Herzberg’s work influenced a generation of doctors and managers yet his conclusions don’t seem to have changed the American workplace. Compensation and incentive packages are still considered the number one way to motivate.

Job satisfaction happens when we shift the emphasis from output to impact. Instead of how many crowns have we done or how many patients have we seen today…how have we have changed our patients’ lives today? Motivation comes from the daily work itself, a sense belonging, and constant reminders that what we do matters.

I think of motivation as the seat of a 3 legged stool.

The first leg – Be a Lifter:

We can either empower or unpower! Help your team develop skill sets. Show your team that you believe in them by allowing them to continue to grow and learn by taking on new tasks and new roles…EVEN if you can do it faster or better.
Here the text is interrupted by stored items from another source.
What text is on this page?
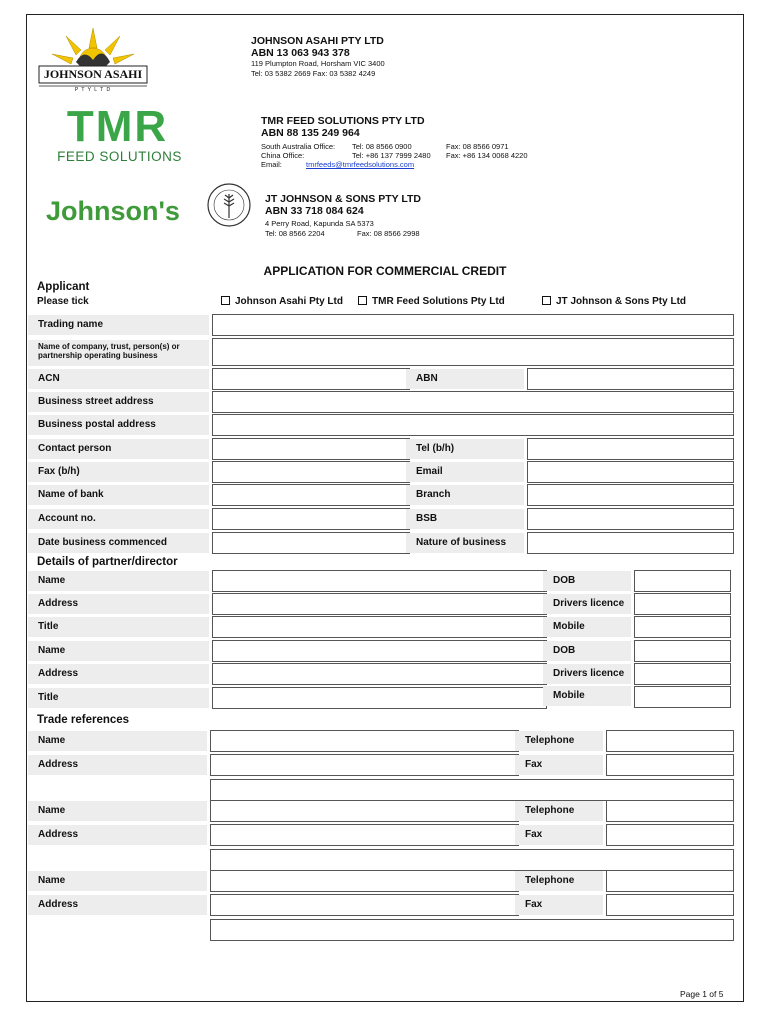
JOHNSON ASAHI
P T Y L T D
JOHNSON ASAHI PTY LTD
ABN 13 063 943 378
119 Plumpton Road, Horsham VIC 3400
Tel: 03 5382 2669 Fax: 03 5382 4249
TMR
FEED SOLUTIONS
TMR FEED SOLUTIONS PTY LTD
ABN 88 135 249 964
South Australia Office: Tel: 08 8566 0900	Fax: 08 8566 0971
China Office:	Tel: +86 137 7999 2480 Fax: +86 134 0068 4220
Email:	tmrfeeds@tmrfeedsolutions.com
Johnson's	JT JOHNSON & SONS PTY LTD
ABN 33 718 084 624
4 Perry Road, Kapunda SA 5373
Tel: 08 8566 2204	Fax: 08 8566 2998
APPLICATION FOR COMMERCIAL CREDIT
Applicant
Please tick	Johnson Asahi Pty Ltd	TMR Feed Solutions Pty Ltd	JT Johnson & Sons Pty Ltd
Trading name
Name of company, trust, person(s) or partnership operating business
ACN	ABN
Business street address
Business postal address
Contact person	Tel (b/h)
Fax (b/h)	Email
Name of bank	Branch
Account no.	BSB
Date business commenced	Nature of business
Details of partner/director
Name	DOB
Address	Drivers licence
Title	Mobile
Name	DOB
Address	Drivers licence
Title	Mobile
Trade references
Name	Telephone
Address	Fax
Name	Telephone
Address	Fax
Name	Telephone
Address	Fax
Page 1 of 5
Be a creator who creates versus a wallower who sees themselves as a victim. Model the waddle you want to see. Let them know that what they think and what they do matters!

The second leg – Be a Family. Show appreciation and acceptance for each person as an individual. Celebrate uniqueness instead of comparing. Get to know each other on a deeper level. What else do they care about? Give them a sense of belonging. Don’t’ we often claim we are all like a family? So treat each other like a caring, happy and healthy family would treat one another!

The third leg – Be on Purpose. Have a clear vision and mission that reinforces a larger purpose. Emphasize the positive impact of the work they do not just in the practice but in the lives of the patients. Clarify the main intention of your practice by defining priorities and it will help give the team a decision making strategy. As part of the daily huddle, mission and purpose can make even mundane tasks become significant!

Surprisingly money is not one of the legs. Money is often a factor of dissatisfaction when compensation is not adequate or fair. Money quickly loses its impact to motivate any sustained performance.

The bottom line is we all want to feel like we have a bigger purpose in life…that we make a difference… that we belong…that we matter!